Supreme Court finds that the usual rules as to costs applies despite the public interest character of the proceeding

In brief

The case of Whitsunday Residents Against Dumping Ltd v Chief Executive, Department of Environment and Heritage Protection & Anor (No 2) [2017] QSC 159, heard by the Supreme Court, concerned an application made by Adani Australia Coal Terminal Pty Ltd for payment of its legal costs following an unsuccessful application by a community based organisation, seeking judicial review of the decision made by the Department of Environment and Heritage Protection to grant an environmental authority for the expansion of Adani's Abbot Point coal terminal. 
 
The Court found in favour of Adani and, in doing so, considered the following:
  • whether the proceeding was "public interest litigation" which justified departure from the usual order as to costs; 
  • whether the case determined principles of general application or was a test case; and
  • the status of the Applicant for judicial review as a community based organisation and its capacity to pay the costs order. 

Court found that it was not enough to seek to characterise the proceeding as "public interest litigation" in order to avoid the operation of the usual order as to costs

The Applicant submitted that the case's subject matter concerned the protection of the Great Barrier Reef against potential impacts arising from the proposed coal terminal. As a consequence, the case was a matter of widespread public interest and importance. 
 
The Applicant also pointed to its status as a community based organisation, with no commercial interest, and that it had a genuine interest in the proper administration of the environmental rules and regulations. 
 
The Court rejected the Applicant's arguments and restated the following relevant principle in Sharples v Council of the Queensland Law Society Incorporated [2000] QSC 392
 
"[t]here is always a public interest in seeing that statutory obligations of a statutory body are fulfilled and that personal rights of any party affected by the performance of that statutory obligation are observed. By the nature of what is a decision to which the Act applies, every review application will involve an element of public interest … there will usually be some broader public interest involved in the particular application to justify a special costs order than the usual public interest which must be present in every application from the mere fact that the Act applies to the decision under review " (At [8]).
 
While the Court conceded that the case involved an element of public interest to the extent it concerned the due administration of the Environmental Protection Act 1994, that of itself was not sufficient to warrant the Court's departure from the general rule as to costs, being that costs follow the event. 

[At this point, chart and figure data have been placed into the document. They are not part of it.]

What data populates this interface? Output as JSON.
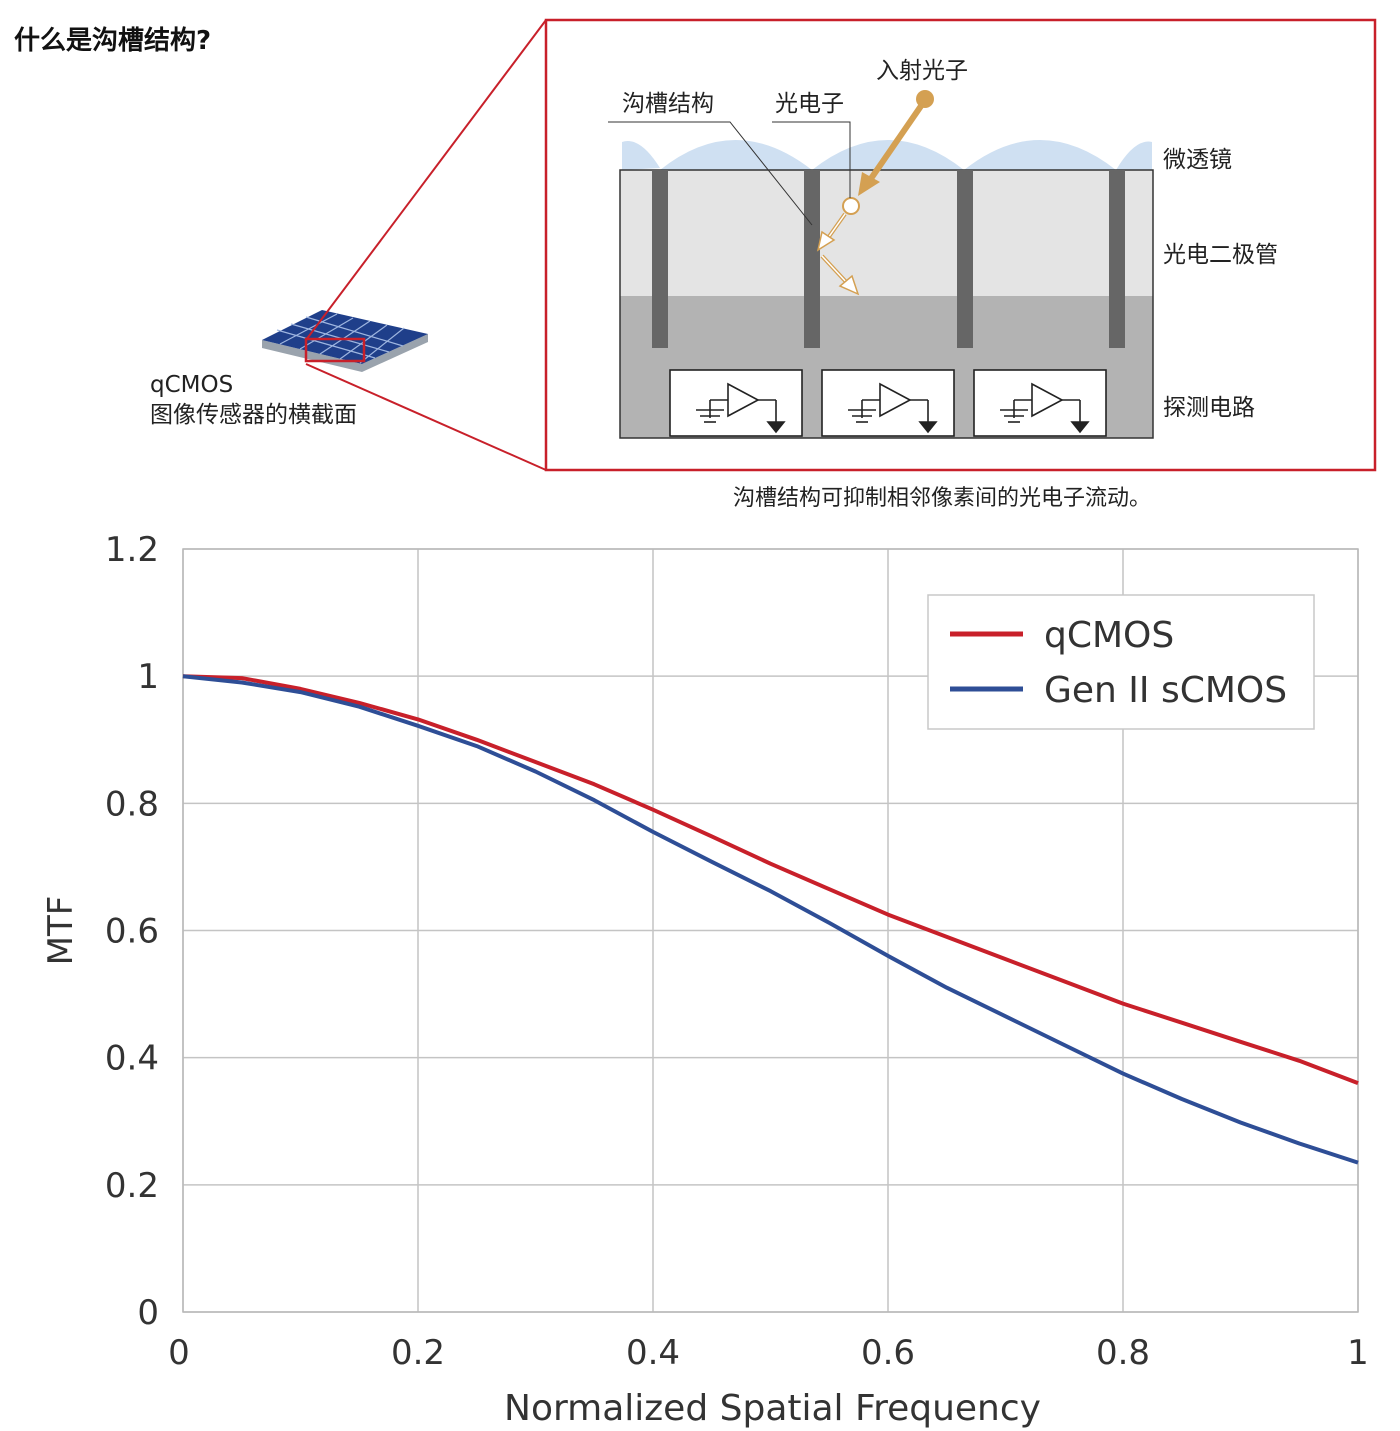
{
  "header": {
    "title": "什么是沟槽结构?"
  },
  "sensor": {
    "label_line1": "qCMOS",
    "label_line2": "图像传感器的横截面"
  },
  "diagram": {
    "labels": {
      "trench": "沟槽结构",
      "photoelectron": "光电子",
      "incident_photon": "入射光子",
      "microlens": "微透镜",
      "photodiode": "光电二极管",
      "circuit": "探测电路"
    },
    "caption": "沟槽结构可抑制相邻像素间的光电子流动。"
  },
  "colors": {
    "frame_red": "#c8202a",
    "qcmos": "#c8202a",
    "scmos": "#2e4e96",
    "photon": "#d4a052",
    "microlens": "#cfe0f2",
    "grid": "#c4c4c4"
  },
  "chart_data": {
    "type": "line",
    "title": "",
    "xlabel": "Normalized Spatial Frequency",
    "ylabel": "MTF",
    "xlim": [
      0,
      1
    ],
    "ylim": [
      0,
      1.2
    ],
    "xticks": [
      "0",
      "0.2",
      "0.4",
      "0.6",
      "0.8",
      "1"
    ],
    "yticks": [
      "0",
      "0.2",
      "0.4",
      "0.6",
      "0.8",
      "1",
      "1.2"
    ],
    "grid": true,
    "legend_position": "top-right",
    "series": [
      {
        "name": "qCMOS",
        "color": "#c8202a",
        "x": [
          0,
          0.05,
          0.1,
          0.15,
          0.2,
          0.25,
          0.3,
          0.35,
          0.4,
          0.45,
          0.5,
          0.55,
          0.6,
          0.65,
          0.7,
          0.75,
          0.8,
          0.85,
          0.9,
          0.95,
          1.0
        ],
        "y": [
          1.0,
          0.997,
          0.98,
          0.958,
          0.932,
          0.9,
          0.865,
          0.83,
          0.79,
          0.748,
          0.705,
          0.665,
          0.625,
          0.59,
          0.555,
          0.52,
          0.485,
          0.455,
          0.425,
          0.395,
          0.36
        ]
      },
      {
        "name": "Gen II sCMOS",
        "color": "#2e4e96",
        "x": [
          0,
          0.05,
          0.1,
          0.15,
          0.2,
          0.25,
          0.3,
          0.35,
          0.4,
          0.45,
          0.5,
          0.55,
          0.6,
          0.65,
          0.7,
          0.75,
          0.8,
          0.85,
          0.9,
          0.95,
          1.0
        ],
        "y": [
          1.0,
          0.99,
          0.975,
          0.952,
          0.922,
          0.89,
          0.85,
          0.805,
          0.755,
          0.708,
          0.662,
          0.612,
          0.56,
          0.51,
          0.465,
          0.42,
          0.375,
          0.335,
          0.298,
          0.265,
          0.235
        ]
      }
    ]
  }
}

Court found that the case was neither a test case nor a case which determined principles of general application

The Applicant argued that the case involved "detailed and complex decisional rules" as to environmental protection. The Court dismissed this argument and held that it was clear from the primary judgment that the case did nothing more than turn on the plain reading of the environmental objective assessment.

Status of the applicant was irrelevant and there was nothing to suggest it was unaware of the likelihood of a costs order or unable to satisfy a costs order

The Court held that the community based status of the Applicant did not automatically confer immunity on it from an adverse costs order. Further, there was no evidence to suggest that the Applicant did not appreciate the likelihood of an adverse cost order being made against it. Finally, the Court found that there was nothing to suggest that the Applicant would be unable to satisfy the costs order. 
 
The Court was ultimately satisfied that there was no reason to depart from the usual order as to costs or that it reduce the quantum of costs.